No. This is an ambiguity that my words and pseudo-code clear up. Given:

Tuple{gOut, hOut} t := aIn.map m(bIn, cIn, dInout, eOut, fOut)

{aIn,bIn,cIn,dInOut} are traced to {dInout,eOut,fOut,gOut,hOut}

so all sources for the dInout target/ m mapping are {aIn,bIn,cIn,dInOut}.


[I still believe, that the invresolve expressions are wrong since you are filtering with types from the Target metamodel rather than the Source one]

Ah!. Yes invresolve should be Class not Table; even though it is an implied metamodel.

I see... Unfortunately I don´t have the types of the excercise all the variantes, but your example is very helpful to also clarify the other discussion (the previous one above). 

So providing that the logic of mapping m does something with the following inout/out parameters:
- dInout is simply modified (it changes an attribute)
- eOut comprises a Class instance newly created during mapping execution.
- fOut comprises a Class instance already existent prior mapping invokation (e.g. an object referenced by dInout)

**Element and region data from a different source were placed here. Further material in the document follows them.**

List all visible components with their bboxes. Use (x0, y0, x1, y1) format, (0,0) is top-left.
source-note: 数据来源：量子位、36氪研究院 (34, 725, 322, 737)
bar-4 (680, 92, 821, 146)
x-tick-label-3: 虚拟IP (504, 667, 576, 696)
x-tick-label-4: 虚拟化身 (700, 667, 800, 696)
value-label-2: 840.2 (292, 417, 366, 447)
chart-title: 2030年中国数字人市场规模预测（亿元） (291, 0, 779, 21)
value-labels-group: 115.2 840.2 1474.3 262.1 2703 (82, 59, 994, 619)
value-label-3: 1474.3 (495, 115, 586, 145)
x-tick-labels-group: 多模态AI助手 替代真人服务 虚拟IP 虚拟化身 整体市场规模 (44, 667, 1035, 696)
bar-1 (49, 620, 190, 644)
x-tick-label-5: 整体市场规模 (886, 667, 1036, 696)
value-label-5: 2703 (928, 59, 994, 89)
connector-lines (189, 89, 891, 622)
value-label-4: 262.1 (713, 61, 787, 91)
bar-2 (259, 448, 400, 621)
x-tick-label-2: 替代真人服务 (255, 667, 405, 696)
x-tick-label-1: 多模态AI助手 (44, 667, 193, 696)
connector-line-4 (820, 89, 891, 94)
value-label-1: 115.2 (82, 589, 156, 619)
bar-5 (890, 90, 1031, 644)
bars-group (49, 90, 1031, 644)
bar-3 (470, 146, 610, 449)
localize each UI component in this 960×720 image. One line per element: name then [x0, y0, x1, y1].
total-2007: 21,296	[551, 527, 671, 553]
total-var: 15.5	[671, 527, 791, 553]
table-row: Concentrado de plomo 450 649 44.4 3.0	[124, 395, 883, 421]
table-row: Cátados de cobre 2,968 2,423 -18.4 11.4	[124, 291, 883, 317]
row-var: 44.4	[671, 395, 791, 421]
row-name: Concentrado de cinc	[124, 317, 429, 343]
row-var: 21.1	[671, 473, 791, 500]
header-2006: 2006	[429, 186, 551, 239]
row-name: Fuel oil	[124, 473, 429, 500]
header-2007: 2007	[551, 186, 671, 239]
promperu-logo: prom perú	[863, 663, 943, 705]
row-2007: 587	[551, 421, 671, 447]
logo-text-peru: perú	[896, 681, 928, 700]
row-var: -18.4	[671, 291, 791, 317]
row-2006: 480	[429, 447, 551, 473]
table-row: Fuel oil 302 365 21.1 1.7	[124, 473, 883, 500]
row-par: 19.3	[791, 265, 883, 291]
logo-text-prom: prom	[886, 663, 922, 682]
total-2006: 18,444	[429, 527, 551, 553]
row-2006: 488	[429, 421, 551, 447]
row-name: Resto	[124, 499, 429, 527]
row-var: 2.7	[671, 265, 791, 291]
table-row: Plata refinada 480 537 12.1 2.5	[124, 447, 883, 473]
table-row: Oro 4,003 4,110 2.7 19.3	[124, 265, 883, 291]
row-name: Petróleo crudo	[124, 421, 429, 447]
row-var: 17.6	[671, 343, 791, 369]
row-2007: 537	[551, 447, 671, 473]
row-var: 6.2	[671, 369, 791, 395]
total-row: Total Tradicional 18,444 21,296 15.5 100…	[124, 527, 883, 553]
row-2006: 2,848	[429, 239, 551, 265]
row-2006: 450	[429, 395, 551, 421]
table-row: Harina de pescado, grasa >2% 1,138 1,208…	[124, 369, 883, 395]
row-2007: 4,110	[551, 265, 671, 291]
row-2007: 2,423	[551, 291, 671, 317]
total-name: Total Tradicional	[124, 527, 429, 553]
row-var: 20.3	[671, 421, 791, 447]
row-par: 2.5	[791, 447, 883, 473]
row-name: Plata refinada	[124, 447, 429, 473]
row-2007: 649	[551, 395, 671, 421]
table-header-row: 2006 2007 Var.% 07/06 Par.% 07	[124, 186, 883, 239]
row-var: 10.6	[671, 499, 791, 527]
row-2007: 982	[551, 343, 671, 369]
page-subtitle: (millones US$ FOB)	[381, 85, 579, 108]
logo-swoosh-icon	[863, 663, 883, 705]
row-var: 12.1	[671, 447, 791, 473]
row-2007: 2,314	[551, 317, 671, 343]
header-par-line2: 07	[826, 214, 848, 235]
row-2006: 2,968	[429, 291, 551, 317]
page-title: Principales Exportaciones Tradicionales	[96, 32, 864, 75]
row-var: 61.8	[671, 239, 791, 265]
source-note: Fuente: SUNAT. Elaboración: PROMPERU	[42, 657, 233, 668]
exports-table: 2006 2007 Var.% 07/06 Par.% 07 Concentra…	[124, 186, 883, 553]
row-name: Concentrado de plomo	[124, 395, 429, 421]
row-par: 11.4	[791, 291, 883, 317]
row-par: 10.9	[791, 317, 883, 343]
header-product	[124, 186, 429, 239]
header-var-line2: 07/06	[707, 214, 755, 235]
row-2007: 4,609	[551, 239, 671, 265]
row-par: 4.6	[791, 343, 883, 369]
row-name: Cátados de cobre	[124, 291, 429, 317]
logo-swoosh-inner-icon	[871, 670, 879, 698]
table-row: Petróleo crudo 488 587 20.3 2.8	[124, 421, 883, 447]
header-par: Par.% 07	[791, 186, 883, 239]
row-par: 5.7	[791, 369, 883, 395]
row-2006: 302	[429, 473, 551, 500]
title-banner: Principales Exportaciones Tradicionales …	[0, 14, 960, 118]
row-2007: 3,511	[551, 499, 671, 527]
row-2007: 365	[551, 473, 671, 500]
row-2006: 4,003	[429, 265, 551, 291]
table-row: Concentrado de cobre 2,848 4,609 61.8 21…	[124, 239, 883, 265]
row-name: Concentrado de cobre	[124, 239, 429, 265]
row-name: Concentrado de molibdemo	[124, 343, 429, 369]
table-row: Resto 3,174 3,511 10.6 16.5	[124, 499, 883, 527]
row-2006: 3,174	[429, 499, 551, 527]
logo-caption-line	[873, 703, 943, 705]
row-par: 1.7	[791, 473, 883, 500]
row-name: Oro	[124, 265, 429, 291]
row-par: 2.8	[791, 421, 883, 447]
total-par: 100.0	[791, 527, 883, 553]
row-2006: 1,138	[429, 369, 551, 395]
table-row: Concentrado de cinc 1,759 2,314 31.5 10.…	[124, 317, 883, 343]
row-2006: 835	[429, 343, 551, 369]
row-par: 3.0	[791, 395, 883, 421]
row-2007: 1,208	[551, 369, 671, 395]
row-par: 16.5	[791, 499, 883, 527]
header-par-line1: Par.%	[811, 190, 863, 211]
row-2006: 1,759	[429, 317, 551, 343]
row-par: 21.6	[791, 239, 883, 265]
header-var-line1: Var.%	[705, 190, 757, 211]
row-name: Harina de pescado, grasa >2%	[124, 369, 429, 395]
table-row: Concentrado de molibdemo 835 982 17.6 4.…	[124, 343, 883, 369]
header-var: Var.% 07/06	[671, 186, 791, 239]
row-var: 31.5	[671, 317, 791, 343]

Can you please state the result for the following resolve expressions ?

a) aIn.resolve(m) = ????
{dInout,eOut,fOut,gOut,hOut}
b) bin.resolve(m) = ?????
{dInout,eOut,fOut,gOut,hOut}
c) dInout.resolve(m) = ?????
{dInout,eOut,fOut,gOut,hOut}
d) gout.invresolve(m) = ????
{aIn,bIn,cIn,dInOut}
d) eout.invresolve(m) = ????
{aIn,bIn,cIn,dInOut}
d) fout.invresolve(m) = ????
{aIn,bIn,cIn,dInOut}
e) dInout.invresolve(m) = ????
{aIn,bIn,cIn,dInOut}

[NB perhaps an example like this should be included in the resolution]
It's all in the OCL-like equivalent. Needs a real rather than artificial example, but that takes time.

NB. This is what I have specified. I would be pleasantly surprised if that's exactly what Eclipse QVTo does, but hopefully it's not a breaking evolution. I've shone a light into a number of dark corners.